In fact, beyond the obsession to “recreate” her own body, an astute
observer easily perceives that Rivers never lived in a “real” world. Everything
in her life was an image of an image; language for this comedian was never
something that actually might create reality but merely something that stood
in, like a metaphor, for some reality lying always just outside her grasp.
Perhaps the most telling moment of this sometimes brutally honest
deconstruction of the Rivers “semi”-legend comes when she begins to describe
her love of acting.
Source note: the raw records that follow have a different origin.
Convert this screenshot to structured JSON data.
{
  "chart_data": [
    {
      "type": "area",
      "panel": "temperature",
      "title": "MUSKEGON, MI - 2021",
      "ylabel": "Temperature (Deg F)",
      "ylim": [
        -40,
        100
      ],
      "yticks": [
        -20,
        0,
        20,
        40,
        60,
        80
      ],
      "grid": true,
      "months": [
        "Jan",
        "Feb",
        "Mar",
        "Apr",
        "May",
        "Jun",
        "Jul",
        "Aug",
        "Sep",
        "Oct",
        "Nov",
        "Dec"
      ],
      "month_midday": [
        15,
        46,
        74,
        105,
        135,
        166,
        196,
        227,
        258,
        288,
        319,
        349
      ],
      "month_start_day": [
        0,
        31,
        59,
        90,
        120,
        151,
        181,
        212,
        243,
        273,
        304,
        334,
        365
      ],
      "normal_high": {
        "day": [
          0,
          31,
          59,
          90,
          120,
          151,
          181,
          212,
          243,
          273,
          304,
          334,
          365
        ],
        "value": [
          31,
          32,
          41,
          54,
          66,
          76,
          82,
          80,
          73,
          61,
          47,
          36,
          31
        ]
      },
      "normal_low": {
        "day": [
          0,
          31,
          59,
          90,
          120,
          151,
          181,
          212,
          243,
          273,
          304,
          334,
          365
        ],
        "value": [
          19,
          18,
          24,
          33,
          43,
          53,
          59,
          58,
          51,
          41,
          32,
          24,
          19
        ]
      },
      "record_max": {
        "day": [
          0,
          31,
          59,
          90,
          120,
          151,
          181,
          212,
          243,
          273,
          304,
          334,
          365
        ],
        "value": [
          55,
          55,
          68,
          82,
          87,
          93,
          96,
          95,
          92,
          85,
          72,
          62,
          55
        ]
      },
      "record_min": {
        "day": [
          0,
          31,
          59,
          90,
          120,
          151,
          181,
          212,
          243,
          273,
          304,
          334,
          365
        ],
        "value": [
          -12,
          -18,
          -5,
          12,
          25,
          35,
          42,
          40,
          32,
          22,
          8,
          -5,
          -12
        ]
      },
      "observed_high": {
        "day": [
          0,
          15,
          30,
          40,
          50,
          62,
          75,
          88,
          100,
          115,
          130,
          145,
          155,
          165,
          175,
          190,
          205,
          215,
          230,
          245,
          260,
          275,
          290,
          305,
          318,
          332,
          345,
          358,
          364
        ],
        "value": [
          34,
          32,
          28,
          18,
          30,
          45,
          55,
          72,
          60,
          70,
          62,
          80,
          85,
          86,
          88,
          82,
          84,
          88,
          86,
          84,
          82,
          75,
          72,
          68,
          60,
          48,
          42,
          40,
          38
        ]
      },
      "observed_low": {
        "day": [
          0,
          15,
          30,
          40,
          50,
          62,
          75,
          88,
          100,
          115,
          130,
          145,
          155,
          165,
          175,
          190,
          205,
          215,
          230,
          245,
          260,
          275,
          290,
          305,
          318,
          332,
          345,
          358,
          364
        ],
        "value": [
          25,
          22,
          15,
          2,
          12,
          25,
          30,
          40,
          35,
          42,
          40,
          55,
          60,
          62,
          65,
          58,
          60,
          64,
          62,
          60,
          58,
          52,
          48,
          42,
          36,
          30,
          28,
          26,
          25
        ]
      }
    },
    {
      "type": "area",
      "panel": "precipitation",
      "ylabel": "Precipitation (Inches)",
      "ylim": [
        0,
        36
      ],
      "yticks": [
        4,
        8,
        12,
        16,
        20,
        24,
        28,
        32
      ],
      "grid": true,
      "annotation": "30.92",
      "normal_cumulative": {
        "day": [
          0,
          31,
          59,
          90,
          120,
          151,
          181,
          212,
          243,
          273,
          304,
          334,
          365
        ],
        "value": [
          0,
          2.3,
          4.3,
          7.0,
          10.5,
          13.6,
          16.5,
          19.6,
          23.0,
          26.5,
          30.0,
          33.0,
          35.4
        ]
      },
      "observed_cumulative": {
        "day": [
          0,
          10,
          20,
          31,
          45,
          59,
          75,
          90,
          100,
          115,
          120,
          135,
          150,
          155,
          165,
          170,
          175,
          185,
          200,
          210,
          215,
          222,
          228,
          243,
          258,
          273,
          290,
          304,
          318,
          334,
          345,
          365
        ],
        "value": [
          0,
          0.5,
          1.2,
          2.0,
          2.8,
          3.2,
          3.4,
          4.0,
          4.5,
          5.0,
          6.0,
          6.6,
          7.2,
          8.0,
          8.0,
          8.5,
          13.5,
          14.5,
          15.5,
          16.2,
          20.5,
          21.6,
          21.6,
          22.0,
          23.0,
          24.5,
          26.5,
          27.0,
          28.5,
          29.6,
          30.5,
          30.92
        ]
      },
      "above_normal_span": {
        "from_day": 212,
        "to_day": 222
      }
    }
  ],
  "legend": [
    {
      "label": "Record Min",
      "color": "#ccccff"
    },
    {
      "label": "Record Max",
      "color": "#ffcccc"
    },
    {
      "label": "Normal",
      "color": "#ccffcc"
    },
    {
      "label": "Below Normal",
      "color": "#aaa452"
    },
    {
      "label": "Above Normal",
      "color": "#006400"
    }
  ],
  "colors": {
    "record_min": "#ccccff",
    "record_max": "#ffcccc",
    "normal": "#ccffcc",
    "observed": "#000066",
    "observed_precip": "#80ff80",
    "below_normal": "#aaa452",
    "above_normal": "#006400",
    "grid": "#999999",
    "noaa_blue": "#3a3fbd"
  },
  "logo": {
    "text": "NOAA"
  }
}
I always wanted to be an actor, she claims. “I got into
comedy only as a way to make money so that I could act.”
In brief, we realize, Rivers herself is
a work of “art,” not truly a “real” being, but something she has herself
created. Her career, she insists, is an actress’ career, and “I play a
comedian.” We must admit that as a comedian-performer she certainly gave her
all, literally “dancing as fast as she [could].” But sadly she interpreted her
audience’s laughter—and no one’s jokes better fit Henri Bergson’s definition of
laughter being intertwined with hostility or even hate—as showering her with
acceptance and love.
Sadly, it becomes apparent, when Rivers looked into the mirror there
was, most often, absolutely no one there!
Los Angeles, September 17-18, 2014
Reprinted from Green Integer Blog (September 2014) and World Cinema Review (September 2014).